Une extrême pauvreté

A Kibera, la pauvreté est partout. La plupart de ses habitant·e·s ne disposent que d’un dollar par jour. Le taux de chômage atteint 75%. C’est ce qui a poussé Nyangi, une fois achevée sa formation de comptable, à fonder l’organisation de microfinance Lomoro. Le jeune homme appartient à l’ethnie luo, « omme le père du président des Etats-Unis Barack Obama», précise-t-il en riant. Dans la langue luo, Lomoro signifie «exclu, opprimé». Car c’est bien contre l’exclusion et l’oppression que lutte Michael Nyangi en accordant des microcrédits aux habitant·e·s du bidonville, leur permettant ainsi de monter une petite affaire et d’en tirer un moyen de subsistance.

C’est avec ses maigres économies qu’il a financé un premier crédit de deux mille shillings kenyans (environ vingt-huit francs). Une veuve, mère de trois enfants, en a bénéficié pour monter un stand de légumes. «Le bruit s’est vite répandu que quelqu’un prêtait de l’argent, raconte Michael Nyangi, et soudain, de nombreuses personnes m’ont abordé pour me demander un microcrédit ».Mais il n’avait pas l’argent nécessaire. «J’ai donc commencé à emprunter une petite somme à tous ceux qui voulaient un crédit.» Cet argent a été prêté à ceux qui en avaient le plus besoin. Lomoro est ainsi devenue une sorte de caisse d’épargne et de crédit, et Michael Nyangi s’est retrouvé banquier du bidonville.

Crédit et formation

Au départ, le système comptait quatre membres – ils sont aujourd’hui plus de cinq cents. Lomoro Microfinance est ce qu’on appelle une Community Based Organisation, une structure générée par les besoins d’une communauté.

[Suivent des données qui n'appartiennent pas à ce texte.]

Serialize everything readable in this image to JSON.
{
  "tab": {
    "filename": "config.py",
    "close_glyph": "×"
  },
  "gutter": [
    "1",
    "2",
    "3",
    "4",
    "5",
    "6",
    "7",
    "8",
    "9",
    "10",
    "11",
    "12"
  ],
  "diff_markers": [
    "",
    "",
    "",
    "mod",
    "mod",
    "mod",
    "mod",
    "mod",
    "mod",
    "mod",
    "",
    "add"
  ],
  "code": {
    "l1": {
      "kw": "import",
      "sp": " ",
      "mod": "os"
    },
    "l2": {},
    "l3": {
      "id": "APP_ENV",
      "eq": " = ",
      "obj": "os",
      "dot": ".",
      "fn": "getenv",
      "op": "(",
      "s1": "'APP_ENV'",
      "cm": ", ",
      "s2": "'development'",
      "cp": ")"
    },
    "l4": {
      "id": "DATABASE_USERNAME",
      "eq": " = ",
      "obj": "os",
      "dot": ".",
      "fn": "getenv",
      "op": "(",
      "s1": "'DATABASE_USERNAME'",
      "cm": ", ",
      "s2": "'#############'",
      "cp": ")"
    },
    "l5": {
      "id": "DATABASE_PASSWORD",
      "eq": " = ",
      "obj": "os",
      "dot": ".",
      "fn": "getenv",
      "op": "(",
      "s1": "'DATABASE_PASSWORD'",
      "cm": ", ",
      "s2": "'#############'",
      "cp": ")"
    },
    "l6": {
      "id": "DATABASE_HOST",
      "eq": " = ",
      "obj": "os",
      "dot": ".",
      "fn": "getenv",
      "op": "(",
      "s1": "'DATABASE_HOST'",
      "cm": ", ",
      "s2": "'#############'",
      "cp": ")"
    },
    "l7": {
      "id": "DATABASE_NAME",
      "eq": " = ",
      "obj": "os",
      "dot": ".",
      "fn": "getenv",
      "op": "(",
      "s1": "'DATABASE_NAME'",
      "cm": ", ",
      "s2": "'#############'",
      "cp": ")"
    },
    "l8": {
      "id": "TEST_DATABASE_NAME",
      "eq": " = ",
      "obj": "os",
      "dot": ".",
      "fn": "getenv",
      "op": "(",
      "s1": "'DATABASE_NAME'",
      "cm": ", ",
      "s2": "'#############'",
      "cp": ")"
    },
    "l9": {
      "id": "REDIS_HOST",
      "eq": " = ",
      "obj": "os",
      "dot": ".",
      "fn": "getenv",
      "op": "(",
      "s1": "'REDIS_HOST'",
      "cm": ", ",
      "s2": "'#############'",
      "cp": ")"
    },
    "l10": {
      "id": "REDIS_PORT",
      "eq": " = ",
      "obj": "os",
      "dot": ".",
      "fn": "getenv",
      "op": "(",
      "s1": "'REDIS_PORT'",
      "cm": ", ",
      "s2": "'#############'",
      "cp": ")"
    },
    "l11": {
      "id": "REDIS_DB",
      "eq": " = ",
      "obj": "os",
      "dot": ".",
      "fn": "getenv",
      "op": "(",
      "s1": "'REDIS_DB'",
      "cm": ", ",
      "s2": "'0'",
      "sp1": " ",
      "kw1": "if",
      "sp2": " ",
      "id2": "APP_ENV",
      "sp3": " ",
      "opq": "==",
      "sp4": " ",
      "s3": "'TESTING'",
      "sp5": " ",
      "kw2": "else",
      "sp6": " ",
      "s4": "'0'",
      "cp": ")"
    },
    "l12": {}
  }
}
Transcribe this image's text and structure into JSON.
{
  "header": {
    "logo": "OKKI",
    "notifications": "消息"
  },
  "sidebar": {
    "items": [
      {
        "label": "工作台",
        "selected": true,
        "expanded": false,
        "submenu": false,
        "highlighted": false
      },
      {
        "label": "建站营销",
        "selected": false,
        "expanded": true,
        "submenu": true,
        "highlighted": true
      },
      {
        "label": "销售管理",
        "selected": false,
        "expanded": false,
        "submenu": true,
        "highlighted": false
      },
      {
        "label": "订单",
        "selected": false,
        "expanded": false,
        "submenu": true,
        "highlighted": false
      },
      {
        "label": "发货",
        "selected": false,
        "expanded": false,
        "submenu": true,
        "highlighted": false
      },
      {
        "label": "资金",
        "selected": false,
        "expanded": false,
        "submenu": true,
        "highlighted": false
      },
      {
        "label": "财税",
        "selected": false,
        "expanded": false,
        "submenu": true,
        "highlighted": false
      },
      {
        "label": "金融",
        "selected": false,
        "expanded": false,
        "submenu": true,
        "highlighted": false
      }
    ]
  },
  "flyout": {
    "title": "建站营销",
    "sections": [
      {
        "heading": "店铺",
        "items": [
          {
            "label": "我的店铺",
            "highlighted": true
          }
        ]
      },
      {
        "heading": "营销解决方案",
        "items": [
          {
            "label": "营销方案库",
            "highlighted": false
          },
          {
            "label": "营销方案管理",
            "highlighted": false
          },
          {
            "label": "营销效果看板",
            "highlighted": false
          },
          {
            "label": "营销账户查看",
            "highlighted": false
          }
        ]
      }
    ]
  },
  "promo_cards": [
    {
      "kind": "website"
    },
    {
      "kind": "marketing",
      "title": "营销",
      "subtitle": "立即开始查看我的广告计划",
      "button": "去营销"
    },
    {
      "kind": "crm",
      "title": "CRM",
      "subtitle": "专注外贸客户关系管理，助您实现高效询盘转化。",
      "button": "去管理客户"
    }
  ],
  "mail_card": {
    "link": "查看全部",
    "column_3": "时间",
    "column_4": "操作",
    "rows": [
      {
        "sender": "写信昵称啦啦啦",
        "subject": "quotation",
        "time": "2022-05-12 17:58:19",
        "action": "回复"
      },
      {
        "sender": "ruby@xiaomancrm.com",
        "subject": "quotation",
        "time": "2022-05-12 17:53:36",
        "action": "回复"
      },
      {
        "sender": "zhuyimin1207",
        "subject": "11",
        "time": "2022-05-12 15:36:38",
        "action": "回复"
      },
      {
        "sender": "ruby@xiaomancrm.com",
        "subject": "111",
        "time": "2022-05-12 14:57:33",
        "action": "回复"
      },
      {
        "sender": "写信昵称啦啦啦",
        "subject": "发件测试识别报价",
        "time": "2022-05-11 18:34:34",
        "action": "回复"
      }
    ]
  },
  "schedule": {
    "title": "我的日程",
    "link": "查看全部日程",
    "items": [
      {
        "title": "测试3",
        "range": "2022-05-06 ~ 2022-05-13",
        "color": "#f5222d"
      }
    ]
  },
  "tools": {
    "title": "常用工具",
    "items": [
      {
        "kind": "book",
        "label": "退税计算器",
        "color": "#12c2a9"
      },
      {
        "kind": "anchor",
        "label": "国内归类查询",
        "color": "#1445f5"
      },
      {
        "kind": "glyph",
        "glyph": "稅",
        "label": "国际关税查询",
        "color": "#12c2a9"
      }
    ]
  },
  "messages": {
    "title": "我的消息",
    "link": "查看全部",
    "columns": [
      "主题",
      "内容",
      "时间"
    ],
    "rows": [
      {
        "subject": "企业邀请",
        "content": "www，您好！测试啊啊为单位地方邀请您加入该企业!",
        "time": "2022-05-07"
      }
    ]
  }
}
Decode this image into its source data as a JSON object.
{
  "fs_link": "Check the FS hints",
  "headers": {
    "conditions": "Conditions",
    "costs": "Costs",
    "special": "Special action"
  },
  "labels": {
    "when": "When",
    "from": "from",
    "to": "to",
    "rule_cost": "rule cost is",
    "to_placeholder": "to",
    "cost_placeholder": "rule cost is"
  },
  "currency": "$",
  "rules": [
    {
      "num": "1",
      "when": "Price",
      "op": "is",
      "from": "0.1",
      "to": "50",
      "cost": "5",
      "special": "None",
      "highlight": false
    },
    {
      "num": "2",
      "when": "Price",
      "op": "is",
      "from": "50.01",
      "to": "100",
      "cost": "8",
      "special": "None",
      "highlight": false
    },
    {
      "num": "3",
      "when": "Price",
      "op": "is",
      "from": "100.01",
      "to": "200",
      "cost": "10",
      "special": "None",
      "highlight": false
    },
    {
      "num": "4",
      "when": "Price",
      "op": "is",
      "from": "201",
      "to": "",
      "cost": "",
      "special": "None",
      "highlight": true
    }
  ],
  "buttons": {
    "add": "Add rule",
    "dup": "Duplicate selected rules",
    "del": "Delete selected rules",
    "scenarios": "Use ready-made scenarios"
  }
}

Aujourd’hui, les membres constituent des groupes de cinq personnes pour mettre en commun leurs épargnes. « Ils reçoivent la même somme que celle dont ils disposent déjà , explique Michael Nyangi. Lorsqu’un groupe a vingt francs, il reçoit vingt francs supplémentaires, et peut donc investir quarante francs.» Les recettes leur permettent de rembourser le crédit avec un intérêt de dix pour cent. Cet argent peut alors être prêté à un autre groupe.

Mais le crédit ne fait pas tout. «Ici, tout lemonde est pauvre, et la plupart des gens n’ont pas pu suivre une bonne scolarité», rappelle le Kényan. Il apprend donc également aux groupes comment gérer une affaire. «Seuls ceux qui ont un business plan peuvent obtenir un crédit.» Pour la formation et le service aux client·e·s, Michael Nyangi est secondé par des étudiant·e·s qui, comme lui, travaillent bénévolement. «Nous inspectons l’emplacement d’un futur stand», souligne le jeune banquier. Si quelqu’un veut vendre du maïs grillé, une installation similaire ne doit pas déjà exister à proximité.

Succès

La vente de maïs grillé est l’un des projets de petite entreprise les plus populaires. La plupart des membres de Lomoro sont des marchands de rue qui proposent des légumes, des fruits, du lait, du pain ou du maïs. Un groupe de jeunes fabrique des bijoux avec des os d’animaux. Lomoro effectue un suivi intensif – les membres reçoivent une fois par semaine la visite d’un·e représentant·e de l’organisation – ce qui se révèle payant. Michael Nyangi est fier d’annoncer que 98 des crédits sont remboursés ou en voie de l’être. Selon lui, cela tient au fait que les plupart des membres de Lomoro sont des femmes, réputées plus responsables tant dans le travail que dans la gestion financière. Les microcrédits sont distribués pour 70 % à des femmes, pour 20% à des jeunes et pour 5 seulement à des hommes.

Lomoro ne cesse de se développer. Active d’abord uniquement à Kibera, l’organisation de base octroie désormais des microcrédits dans six grands bidonvilles deNairobi. Les sommes prêtées sont aussi plus conséquentes, et peuvent s’élever jusqu’à dix mille shillings (cent quarante francs). Le minuscule bureau de la banque des pauvres est toujours situé dans le bidonville, et Michael Nyangi tient à ce qu’il en soit ainsi à l’avenir. «Les pauvres doivent pouvoir y avoir facilement accès, que ce soit pour être conseillés ou pour dénoncer le non-respect du droit», insiste-t-il, critiquant les ONG dont les locaux se trouvent loin dans les beaux quartiers. «Le problème du Kenya n’est pas le manque d’argent. Mais toutes les richesses disparaissent dans la poche de quelques politiciens corrompus. Les habitants des bidonvilles n’ont pas d’autre recours que d’apprendre à s’aider eux-mêmes. La microfinance les encourage à se mettre activement en quête de solutions.» Le banquier des pauvres rêve de faire de Lomoro une institution mondiale.